Por Frédéric Jordan, L'Écho du Champ de Bataille, 5 de fevereiro de 2017.
Tradução Filipe do A. Monteiro, 11 de setembro de 2020.
O exército russo está hoje novamente envolvido em vários teatros de operações: na Síria, no Cáucaso ou na Ucrânia. Ele demonstra grandes qualidades táticas diante de adversários irregulares, convencionais ou simplesmente híbridos.
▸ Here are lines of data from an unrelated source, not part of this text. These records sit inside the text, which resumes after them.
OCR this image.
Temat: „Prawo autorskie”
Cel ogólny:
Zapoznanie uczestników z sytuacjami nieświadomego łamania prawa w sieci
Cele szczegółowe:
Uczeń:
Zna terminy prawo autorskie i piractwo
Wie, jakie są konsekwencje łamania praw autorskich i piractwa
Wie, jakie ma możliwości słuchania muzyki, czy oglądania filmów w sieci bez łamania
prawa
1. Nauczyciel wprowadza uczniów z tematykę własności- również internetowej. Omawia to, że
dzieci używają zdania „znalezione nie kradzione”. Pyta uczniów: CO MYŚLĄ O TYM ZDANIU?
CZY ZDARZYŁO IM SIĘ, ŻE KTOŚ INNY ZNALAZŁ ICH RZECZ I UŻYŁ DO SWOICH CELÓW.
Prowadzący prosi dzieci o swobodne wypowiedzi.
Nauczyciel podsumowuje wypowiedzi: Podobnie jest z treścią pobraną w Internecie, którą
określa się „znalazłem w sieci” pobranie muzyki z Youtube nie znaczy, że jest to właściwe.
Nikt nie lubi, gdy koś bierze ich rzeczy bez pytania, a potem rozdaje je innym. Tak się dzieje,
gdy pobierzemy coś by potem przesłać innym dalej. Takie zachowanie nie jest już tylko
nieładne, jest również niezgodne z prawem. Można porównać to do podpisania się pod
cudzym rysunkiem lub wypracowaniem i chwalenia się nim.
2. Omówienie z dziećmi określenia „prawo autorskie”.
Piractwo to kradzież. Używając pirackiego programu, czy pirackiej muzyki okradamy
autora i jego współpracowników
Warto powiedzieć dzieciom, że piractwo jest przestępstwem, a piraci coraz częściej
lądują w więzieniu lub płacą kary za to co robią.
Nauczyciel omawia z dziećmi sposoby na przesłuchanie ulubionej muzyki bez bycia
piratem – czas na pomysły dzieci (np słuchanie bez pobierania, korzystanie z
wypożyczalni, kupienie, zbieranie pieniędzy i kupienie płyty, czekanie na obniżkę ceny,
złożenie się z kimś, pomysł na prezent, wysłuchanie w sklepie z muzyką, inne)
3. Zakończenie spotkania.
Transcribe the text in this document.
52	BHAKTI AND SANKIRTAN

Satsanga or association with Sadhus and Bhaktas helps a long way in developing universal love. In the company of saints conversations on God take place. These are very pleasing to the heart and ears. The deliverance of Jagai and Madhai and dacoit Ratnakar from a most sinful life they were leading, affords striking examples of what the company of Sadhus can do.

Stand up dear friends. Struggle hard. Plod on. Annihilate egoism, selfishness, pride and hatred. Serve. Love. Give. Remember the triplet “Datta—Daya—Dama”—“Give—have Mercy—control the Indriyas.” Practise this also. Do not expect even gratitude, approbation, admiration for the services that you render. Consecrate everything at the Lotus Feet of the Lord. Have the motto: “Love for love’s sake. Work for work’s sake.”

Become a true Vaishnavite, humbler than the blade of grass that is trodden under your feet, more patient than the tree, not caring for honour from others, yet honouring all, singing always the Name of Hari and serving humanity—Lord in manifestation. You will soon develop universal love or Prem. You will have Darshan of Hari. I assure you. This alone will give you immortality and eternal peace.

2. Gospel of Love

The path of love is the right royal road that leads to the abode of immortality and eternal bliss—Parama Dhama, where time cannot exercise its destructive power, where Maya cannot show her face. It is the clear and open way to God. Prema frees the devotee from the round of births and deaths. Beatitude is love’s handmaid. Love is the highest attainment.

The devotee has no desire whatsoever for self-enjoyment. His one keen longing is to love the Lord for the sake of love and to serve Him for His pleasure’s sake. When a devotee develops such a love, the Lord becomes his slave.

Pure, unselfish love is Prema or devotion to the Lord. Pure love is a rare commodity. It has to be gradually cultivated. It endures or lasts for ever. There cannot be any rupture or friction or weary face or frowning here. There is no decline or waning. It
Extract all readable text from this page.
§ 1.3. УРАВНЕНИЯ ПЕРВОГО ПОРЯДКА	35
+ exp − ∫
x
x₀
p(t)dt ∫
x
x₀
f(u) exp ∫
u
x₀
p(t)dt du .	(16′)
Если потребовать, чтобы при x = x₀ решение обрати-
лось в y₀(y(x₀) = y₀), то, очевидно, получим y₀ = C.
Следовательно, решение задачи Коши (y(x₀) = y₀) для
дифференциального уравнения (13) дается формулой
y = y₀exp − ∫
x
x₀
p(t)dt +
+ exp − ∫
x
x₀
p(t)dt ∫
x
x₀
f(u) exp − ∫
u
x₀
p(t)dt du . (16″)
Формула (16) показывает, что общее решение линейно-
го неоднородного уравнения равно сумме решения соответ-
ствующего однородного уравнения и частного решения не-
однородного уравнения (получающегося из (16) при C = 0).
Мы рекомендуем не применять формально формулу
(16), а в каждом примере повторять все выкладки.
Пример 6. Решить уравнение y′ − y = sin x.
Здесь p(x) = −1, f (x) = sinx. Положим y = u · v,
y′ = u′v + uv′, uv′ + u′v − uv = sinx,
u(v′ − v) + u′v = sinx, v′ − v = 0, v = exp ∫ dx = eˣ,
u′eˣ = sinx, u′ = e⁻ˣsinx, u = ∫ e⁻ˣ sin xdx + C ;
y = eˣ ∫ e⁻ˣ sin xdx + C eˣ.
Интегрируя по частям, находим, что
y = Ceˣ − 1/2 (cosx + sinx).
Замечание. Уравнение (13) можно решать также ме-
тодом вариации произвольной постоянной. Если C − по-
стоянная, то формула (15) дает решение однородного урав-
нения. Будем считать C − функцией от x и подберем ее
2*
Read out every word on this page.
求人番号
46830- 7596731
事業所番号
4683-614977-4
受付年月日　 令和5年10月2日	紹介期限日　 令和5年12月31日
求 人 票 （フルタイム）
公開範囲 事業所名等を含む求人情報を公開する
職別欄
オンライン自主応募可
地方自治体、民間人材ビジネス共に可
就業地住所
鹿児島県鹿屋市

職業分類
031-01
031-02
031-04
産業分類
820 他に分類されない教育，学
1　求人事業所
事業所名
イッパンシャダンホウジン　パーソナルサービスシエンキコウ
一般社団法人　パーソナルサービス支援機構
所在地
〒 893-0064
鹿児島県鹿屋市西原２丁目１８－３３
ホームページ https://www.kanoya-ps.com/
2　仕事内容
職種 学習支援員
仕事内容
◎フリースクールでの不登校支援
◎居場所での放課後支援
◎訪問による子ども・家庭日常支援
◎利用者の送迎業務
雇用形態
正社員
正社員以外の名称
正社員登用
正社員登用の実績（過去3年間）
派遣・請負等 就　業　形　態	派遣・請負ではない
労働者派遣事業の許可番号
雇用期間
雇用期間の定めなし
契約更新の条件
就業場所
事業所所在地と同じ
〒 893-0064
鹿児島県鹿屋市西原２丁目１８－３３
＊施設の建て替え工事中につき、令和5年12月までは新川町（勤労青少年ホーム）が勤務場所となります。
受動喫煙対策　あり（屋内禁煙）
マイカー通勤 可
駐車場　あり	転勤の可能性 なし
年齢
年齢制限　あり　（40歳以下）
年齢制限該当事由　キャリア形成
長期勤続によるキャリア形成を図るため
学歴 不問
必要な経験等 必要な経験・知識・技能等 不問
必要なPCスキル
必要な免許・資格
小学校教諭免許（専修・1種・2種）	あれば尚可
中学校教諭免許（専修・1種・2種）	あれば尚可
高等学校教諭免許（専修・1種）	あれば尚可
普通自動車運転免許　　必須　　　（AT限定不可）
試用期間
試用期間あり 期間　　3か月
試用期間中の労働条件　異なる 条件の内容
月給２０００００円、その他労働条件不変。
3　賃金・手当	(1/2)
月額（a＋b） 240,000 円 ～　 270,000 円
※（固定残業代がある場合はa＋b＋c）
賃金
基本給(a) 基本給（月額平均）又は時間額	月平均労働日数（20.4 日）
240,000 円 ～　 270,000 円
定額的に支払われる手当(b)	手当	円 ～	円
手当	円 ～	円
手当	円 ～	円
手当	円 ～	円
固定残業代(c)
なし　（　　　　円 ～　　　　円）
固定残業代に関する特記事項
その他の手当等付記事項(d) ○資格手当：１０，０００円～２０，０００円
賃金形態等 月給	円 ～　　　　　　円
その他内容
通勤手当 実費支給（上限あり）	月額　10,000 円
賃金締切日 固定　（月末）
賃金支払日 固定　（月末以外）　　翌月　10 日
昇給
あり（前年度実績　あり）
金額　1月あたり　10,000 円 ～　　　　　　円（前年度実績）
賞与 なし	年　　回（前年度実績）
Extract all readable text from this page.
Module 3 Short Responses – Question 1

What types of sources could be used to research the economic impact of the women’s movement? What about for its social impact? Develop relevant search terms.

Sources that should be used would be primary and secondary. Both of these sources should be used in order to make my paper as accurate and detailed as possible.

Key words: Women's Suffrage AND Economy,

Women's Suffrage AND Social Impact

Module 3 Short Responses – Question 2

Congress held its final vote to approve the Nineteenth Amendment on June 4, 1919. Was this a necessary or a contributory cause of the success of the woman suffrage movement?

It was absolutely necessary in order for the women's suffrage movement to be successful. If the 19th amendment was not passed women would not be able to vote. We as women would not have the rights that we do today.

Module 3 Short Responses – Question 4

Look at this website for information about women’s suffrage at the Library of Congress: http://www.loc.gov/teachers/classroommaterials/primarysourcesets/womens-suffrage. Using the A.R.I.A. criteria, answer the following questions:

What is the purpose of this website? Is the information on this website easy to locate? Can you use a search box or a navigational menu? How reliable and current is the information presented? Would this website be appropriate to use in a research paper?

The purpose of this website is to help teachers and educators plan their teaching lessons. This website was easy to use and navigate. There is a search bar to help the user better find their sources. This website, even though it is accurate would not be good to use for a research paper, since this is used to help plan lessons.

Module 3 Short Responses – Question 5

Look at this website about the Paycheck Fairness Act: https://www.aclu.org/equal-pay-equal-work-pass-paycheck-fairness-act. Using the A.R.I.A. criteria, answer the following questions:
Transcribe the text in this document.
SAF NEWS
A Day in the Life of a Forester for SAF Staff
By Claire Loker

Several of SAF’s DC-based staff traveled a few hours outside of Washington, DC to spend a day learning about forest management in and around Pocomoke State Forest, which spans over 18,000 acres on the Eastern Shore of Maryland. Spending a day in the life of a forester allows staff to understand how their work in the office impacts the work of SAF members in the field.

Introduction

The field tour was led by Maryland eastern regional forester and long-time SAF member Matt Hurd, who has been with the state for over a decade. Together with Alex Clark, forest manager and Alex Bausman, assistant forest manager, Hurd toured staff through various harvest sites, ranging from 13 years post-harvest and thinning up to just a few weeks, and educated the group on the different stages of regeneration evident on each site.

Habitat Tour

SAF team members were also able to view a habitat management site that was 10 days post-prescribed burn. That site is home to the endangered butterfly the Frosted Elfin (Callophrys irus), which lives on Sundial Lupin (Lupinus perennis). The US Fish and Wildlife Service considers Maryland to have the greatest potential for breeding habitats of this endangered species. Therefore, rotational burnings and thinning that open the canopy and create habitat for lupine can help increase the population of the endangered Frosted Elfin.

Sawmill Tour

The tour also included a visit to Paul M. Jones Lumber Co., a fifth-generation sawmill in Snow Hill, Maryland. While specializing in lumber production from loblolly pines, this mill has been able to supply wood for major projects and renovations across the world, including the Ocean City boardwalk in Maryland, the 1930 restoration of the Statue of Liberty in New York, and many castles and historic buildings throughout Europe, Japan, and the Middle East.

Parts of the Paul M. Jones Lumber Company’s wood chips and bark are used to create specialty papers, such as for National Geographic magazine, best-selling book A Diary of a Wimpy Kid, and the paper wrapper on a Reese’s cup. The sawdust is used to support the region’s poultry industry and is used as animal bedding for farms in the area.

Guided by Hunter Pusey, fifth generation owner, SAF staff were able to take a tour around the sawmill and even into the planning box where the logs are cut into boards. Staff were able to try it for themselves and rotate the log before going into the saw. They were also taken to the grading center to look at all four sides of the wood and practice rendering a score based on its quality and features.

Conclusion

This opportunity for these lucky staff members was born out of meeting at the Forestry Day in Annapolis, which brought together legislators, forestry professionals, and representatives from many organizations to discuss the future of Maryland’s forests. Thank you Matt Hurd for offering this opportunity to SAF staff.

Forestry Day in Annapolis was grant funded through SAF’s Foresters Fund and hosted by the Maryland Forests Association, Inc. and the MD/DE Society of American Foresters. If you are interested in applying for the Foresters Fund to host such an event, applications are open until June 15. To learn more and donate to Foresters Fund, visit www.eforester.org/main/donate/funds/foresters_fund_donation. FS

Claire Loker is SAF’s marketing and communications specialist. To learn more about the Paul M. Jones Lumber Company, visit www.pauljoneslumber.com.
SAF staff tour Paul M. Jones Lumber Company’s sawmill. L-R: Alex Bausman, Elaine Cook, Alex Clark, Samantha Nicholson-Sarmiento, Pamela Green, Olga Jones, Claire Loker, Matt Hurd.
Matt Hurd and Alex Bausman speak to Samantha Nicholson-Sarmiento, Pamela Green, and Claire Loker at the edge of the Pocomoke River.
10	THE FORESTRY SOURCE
Se esse despertar militar continua sendo fruto de um esforço de profissionalização e equipamentos empreendido por Moscou há vários anos, a doutrina atual, considerada pelos exércitos ocidentais como нелинейная война ou guerra não-linear, ela continua sendo a herdeira do pensamento operacional soviético da década de 1950. Na verdade, ao reler a "Doctrine militaire soviétique" de Raymond L. Garthoff (Doutrina Militar Soviética, edições Plon, 1956), é finalmente muito fácil encontrar os princípios básicos que ainda impulsionam o engajamento russo hoje, em particular a busca por surpresa, atordoamento e o uso da artilharia o mais próximo possível das unidades blindadas para, in fine, favorecer a manobra. Para Garthoff, “os princípios essenciais da ação em campo são a ofensiva, a manobra, a iniciativa, a concentração e a economia de forças, a surpresa e a finta, a rapidez do avanço e da perseguição, o aniquilamento de toda resistência, a manutenção de reservas poderosas e o uso simultâneo e combinado das diversas armas”. Essas bases são, aliás, aquelas estabelecidas na história russa por Pedro, o Grande, que na reconstrução do seu exército enfatizou a manobra, a ofensiva, a autonomia da cavalaria e a iniciativa.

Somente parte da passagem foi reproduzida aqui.